Not so with his successors. In the reign of Henry VIII a law was passed which did away with the old notion that the man who had taken refuge in an ordinary sanctuary was bound to leave the country within forty days. That was just what Henry VIII did not want him to do; indeed, the policy of that monarch was to keep his subjects at home. Mr. Watt quaintly suggests a reason, that people who travelled abroad might tell too much of “the mysteries of trade or politics” as they existed in an England which was rather upset by the combined spectacle of six wives to one King, many beheadings, and a considerable shift of capital assets from church to royal favourites. Further, an Englishman who succeeded in getting out of the country might be seduced by the great exiles of whom Europe was full, and the King desired no invasions by armies of the discontented. Anyway, by virtue of this Henry’s law the sanctuary man, instead of marching to the sea or staying penned up in Alsatia, was branded on the thumb with an A, and required to wear always the garb of his class. Thus fittingly adorned, he could walk abroad by day; but he must be back within the close of his sanctuary by dark, and on his morning walks he was required to be without arms. A “meat knife,” indeed, he could use, but only at meal times, and then for the sole purpose of cutting his food. This policy, however, also failed, and so, with statesmen of later reigns, began a process whereby the idea of sanctuary was finally destroyed. First the privilege was denied to those who were accused of certain crimes, the list of these excepted cases grew with the years, and eventually the right of sanctuary was abolished wholly.
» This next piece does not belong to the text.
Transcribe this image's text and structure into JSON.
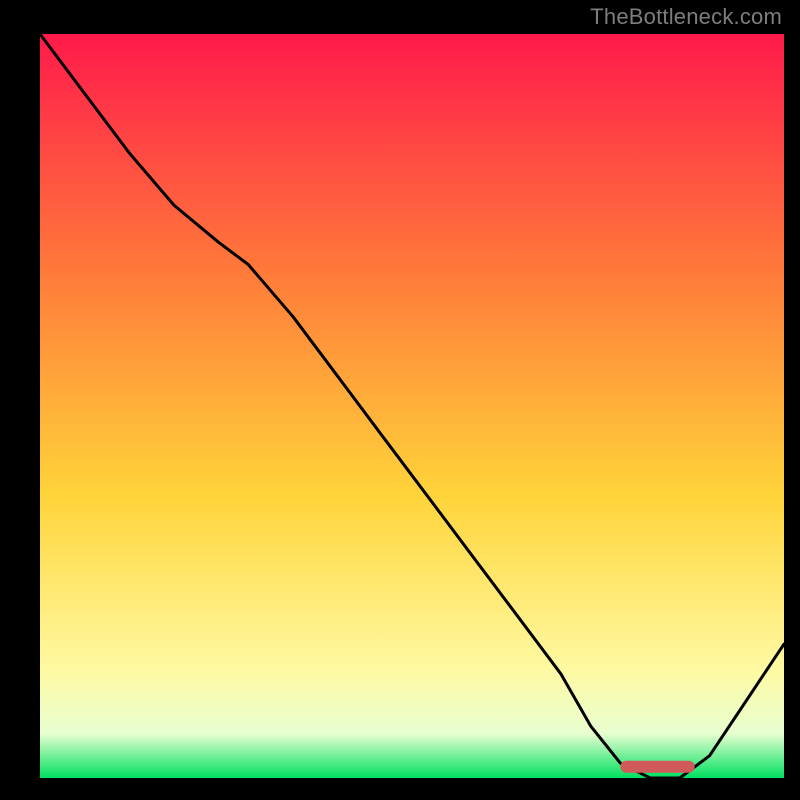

But the idea which underlay this persistent claim was by no means dead. On the contrary, no sooner did sanctuary become a thing of the past than the principle which underlay it began to show its head in new suggestions. No longer could the debtor flee to Westminster or St. Martin’s le Grand; but, as roads became better, it was easy to get to the Continent, where the King’s writ did not run. No longer could an accused flee to the altar (in fact, there were no more altars); no longer could he walk safely to the sea with cross on back; but England soon tired, with Edward Coke, of the sight of so many bodies dangling for some two hundred odd felonies; and so the custom arose of sentencing certain classes of offenders to transportation for life. Thus the convict ship carried away many types who in former days had been at the risk and cost of arranging their own passage. Nor did Alsatia disappear when transportation was superseded by penal servitude. The prison parole boards of to-day bear a faint resemblance to the Abbot of Westminster; and sometimes the follies of these officials remind one strongly of the laxities of Alsatia. Our latest move, indeed, is toward exile in a new guise; and so the new prison on Alcatraz Island is practically a Botany Bay modernized. Finally, we have slum clearance projects, with their macabre developments under the New Deal.

In the strange history of sanctuary, then, we have only another proof of the fact that human nature, and human ways, remain pretty constant. Certainly, as to an understanding of the delinquent, whether criminal, cheat, or landlord, our remote ancestors showed an insight that was surprisingly modern.